Chapter 1. Understanding and Measuring Bias with AIF 360
Bias can occur at any stage in the machine learning pipeline (Figure 1-1), and fairness metrics and bias mitigation algorithms can be performed at various stages within the pipeline. We recommend checking for bias as often as possible, using as many metrics as are relevant to your application. We also recommend integrating continuous bias detection into your automated pipeline. AIF360 is compatible with the end-to-end machine learning workflow and is designed to be easy to use and extensible. Practitioners can go from raw data to a fair model easily while comprehending the intermediate results, and researchers can contribute new functionality with minimal effort.

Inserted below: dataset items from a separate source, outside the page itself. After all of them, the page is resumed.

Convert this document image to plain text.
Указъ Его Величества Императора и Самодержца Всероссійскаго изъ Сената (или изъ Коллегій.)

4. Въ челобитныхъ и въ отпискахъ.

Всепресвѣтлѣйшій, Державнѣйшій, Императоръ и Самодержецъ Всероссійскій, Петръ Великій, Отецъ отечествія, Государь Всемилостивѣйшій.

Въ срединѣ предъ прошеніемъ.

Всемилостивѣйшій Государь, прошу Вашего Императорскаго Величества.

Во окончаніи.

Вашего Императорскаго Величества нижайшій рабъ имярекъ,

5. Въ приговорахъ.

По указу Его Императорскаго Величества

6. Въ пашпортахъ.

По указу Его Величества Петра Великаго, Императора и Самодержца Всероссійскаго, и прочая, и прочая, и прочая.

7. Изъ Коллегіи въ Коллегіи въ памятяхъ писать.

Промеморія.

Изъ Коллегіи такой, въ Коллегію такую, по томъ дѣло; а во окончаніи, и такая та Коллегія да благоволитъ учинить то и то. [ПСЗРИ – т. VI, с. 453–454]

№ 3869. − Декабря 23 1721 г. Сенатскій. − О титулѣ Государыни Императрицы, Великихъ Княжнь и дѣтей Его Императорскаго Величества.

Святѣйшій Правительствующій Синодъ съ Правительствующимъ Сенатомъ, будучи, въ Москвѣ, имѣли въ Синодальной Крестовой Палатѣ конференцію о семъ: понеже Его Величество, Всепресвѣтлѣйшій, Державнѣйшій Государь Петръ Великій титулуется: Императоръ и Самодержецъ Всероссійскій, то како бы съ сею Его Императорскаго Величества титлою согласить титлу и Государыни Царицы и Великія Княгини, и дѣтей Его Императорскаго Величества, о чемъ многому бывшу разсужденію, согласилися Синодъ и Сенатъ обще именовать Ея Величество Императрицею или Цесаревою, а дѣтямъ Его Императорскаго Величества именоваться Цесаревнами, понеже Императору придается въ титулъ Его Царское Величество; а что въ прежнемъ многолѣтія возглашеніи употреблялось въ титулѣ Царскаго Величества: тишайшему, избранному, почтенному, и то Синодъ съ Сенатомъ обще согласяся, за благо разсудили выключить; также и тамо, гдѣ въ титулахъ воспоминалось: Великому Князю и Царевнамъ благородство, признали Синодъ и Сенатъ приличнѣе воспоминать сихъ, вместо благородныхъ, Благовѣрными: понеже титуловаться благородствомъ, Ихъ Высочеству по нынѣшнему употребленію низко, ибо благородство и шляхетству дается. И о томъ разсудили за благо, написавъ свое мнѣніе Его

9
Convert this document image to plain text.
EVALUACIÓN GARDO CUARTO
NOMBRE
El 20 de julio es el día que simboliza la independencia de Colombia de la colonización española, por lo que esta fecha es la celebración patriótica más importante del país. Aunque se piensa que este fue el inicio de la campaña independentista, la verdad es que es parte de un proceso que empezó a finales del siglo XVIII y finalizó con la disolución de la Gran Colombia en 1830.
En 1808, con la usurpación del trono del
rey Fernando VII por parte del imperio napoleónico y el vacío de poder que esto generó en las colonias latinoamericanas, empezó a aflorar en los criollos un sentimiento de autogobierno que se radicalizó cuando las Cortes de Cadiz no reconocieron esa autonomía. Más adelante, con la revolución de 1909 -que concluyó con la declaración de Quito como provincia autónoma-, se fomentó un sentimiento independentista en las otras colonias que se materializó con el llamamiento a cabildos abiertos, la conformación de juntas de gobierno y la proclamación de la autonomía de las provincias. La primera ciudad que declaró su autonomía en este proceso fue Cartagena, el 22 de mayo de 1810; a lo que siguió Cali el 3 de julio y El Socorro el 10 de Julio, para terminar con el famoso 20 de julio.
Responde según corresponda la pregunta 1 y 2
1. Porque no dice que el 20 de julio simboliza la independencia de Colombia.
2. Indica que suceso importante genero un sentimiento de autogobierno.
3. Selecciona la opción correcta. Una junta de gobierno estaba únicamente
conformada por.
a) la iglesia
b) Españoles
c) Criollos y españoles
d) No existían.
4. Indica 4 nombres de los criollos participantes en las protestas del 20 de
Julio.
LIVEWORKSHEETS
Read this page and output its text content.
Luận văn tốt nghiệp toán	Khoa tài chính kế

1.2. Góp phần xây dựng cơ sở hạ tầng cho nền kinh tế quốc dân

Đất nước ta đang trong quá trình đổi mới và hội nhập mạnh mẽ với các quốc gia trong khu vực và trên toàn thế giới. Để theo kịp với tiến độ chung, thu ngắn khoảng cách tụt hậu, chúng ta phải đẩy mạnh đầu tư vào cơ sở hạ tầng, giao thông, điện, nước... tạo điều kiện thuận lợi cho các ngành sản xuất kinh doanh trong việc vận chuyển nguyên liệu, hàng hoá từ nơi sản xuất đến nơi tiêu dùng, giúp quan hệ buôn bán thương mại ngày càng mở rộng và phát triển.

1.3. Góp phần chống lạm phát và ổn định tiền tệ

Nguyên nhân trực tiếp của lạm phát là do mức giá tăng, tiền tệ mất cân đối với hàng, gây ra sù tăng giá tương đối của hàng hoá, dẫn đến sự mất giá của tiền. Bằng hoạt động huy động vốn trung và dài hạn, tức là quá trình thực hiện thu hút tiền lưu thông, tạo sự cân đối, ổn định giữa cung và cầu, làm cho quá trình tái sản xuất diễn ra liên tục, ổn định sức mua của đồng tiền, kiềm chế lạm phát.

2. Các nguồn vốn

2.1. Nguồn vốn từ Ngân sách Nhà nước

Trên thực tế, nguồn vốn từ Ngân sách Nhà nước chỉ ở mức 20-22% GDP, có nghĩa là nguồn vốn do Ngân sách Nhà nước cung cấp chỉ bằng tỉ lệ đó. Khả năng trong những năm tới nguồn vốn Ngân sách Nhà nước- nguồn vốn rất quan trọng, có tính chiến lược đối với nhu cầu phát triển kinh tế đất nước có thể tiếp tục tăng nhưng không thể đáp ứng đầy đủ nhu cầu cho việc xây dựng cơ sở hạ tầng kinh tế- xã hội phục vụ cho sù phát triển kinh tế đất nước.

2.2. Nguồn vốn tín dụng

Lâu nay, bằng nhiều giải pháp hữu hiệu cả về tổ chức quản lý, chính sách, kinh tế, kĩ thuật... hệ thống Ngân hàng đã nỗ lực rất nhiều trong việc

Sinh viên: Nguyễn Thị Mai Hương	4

In this chapter, we look at current tools and terminology and then begin looking at how AIF360’s metrics work.
Tools and Terminology
Several open source libraries have been developed in recent years to contribute to building fairer AI models. Most address only bias detection, not mitigating bias. Just a handful of toolkits (like Themis-ML and Fairness Comparison) address both, but they are often limited for commercial use due to their usability and license restrictions. IBM fairness researchers took on the initiative to unify these efforts, as shown in Table 1-1, and bring together a comprehensive set of bias metrics, bias mitigation algorithms, bias metric explanations, and industrial usability in one open source toolkit with AIF360.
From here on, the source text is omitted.